By Yahoo Finance
Welcome to the era of the digital wallet.
Not sure what that is? In short, it’s technology that allows you the convenience of conducting transactions on your smartphone, computer or tablet without a physical card. When making an online purchase, for example, instead of typing in all the digits of your credit card, plus the expiration date and security code, you can access the card number through your digital wallet and make the transaction almost instantly. Or if you’re conducting business in person, you just scan your phone in front of a reader for payment without any contact.
During the COVID-19 pandemic, digital wallets have become even more popular, according to a recent survey from Chase that looked at consumers’ relationship with cash, savings and digital banking tools one year after the start of the pandemic. The survey found 47% of respondents started or continued to use contactless payment options in 2021 to avoid physical interactions amid the pandemic. Additionally, 73% of respondents said contactless payments were a more convenient form of payment.
“More and more consumers are expecting these digital options, and banks and fintechs will continue to supply them in order to stay competitive,” said Jerry Craft, a veteran of the credit card industry who now is the CEO of Corserv, which empowers banks and fintechs with payment programs. “In the industry we are seeing ‘card holder’ change into ‘account holder’ as we move more toward a physical cardless world.”
What Are Examples of a Digital Wallet?
A digital wallet is, more or less, an electronic reproduction of the wallet in your pocket — without the cash. It holds your credit card information, and it gives you access to your to store loyalty cards and even your airline and other tickets. An advantage is you don’t have to carry a variety of cards and documents and risk losing them, plus your payments are simplified.
Even if you haven’t dipped into digital wallets, you’ve undoubtedly seen the signs for them when checking out at a store or even your bank’s ATM. They include Apple Pay, Google Pay and Samsung Pay straight from your smartphones, Fitbit Pay from your Fitbit and Garmin Pay from your smartwatch. Money transfer services PayPal and Venmo also qualify as digital wallets.

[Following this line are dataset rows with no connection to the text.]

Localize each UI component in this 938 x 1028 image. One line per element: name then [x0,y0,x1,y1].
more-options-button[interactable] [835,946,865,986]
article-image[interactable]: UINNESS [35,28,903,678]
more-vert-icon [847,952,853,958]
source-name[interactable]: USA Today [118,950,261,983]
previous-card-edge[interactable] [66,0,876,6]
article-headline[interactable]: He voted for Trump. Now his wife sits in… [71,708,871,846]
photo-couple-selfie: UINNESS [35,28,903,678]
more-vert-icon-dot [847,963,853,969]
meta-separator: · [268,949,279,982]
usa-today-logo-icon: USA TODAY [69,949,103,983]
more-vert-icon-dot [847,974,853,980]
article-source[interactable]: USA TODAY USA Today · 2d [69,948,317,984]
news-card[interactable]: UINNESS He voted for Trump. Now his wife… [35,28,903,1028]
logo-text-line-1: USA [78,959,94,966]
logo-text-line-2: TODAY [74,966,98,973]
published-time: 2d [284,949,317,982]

While credit card accounts aren’t going to go away, we’re trending away from carrying actual cards.
“Digital wallets are here to stay. Apple, Google, PayPal, Goldman Sachs are investing billions of dollars to make conventional credit and debit cards obsolete. We already see this trend gaining traction in India,” said Nilesh Mehta, the founder and CEO of Independence Bridge Consulting in Philadelphia. “It’s not that technology has gotten much better over the past 10 years, it’s that these companies have been able to consolidate many popular features into a single device — think digital cameras and the iPod. The average American has several credit cards which are becoming a liability because they often lose them. Even banks are recognizing Americans enjoy the convenience these technologies have brought them and providing consumers with the option to use their credits on mobile apps is one of them.”
Will Credit Cards Become Obsolete?
That’s unlikely since people still need access to credit to pay for goods and services in many instances.
“Today most mobile wallet functions are tethered to a credit card or bank account, so there is little risk of them replacing credit cards in the current form,” said John Cabell, director of banking and payments at J.D. Power, a leading consumer intelligence firm. “And in fact, J.D. Power research shows that tethering a credit card to a mobile wallet increases satisfaction with the mobile experience.”
Of greater risk to the conventional credit down the road are the emerging payment platforms that can replace credit card usage. Among them are “buy now, pay later” services that retailers are introducing. Target announced Oct. 6 that it was adding the option through a partnership with Affirm and Sezzle to allow customers to extend the payments on certain purchases in lieu of using credit cards. Other retailers, including Walmart and Amazon, allow for similar payments.
“These services bypass the need for a credit card and provide an alternate method of making a payment. In fact, nearly half of customers using buy now, pay later installment loan services express they would have used a credit card for the transaction as a second choice,” Cabell said. “As these payment methods rise in popularity, so does the threat to credit cards.”
Advantages and Disadvantages
The benefits of digital wallets revolve around convenience and flexibility, said Len Covello, the chief technology officer at Engage People, a global loyalty technology provider.
“Having access to all payment options in a single digital wallet makes it easier for consumers to pay with their preferred method during any given transaction,” he said. “For example, through digital wallets, consumers can manage all of their loyalty points across various loyalty programs, and in some cases, spend those loyalty points at whichever retailer they choose.”
A disadvantage? Not all consumers, particularly older ones, feel comfortable quite yet with the technology and are having to catch up with the help of grandchildren, for instance. But the pandemic seems to have spurred greater interest in paying in ways other than cash for seniors.
Consumers 65 and older paid by cash 26% of the time in 2020, down 7 percentage points from 2019, according to the Federal Reserve’s Diary of Consumer Payment Choice Study. Cash was still the preferred method of payment for the age group.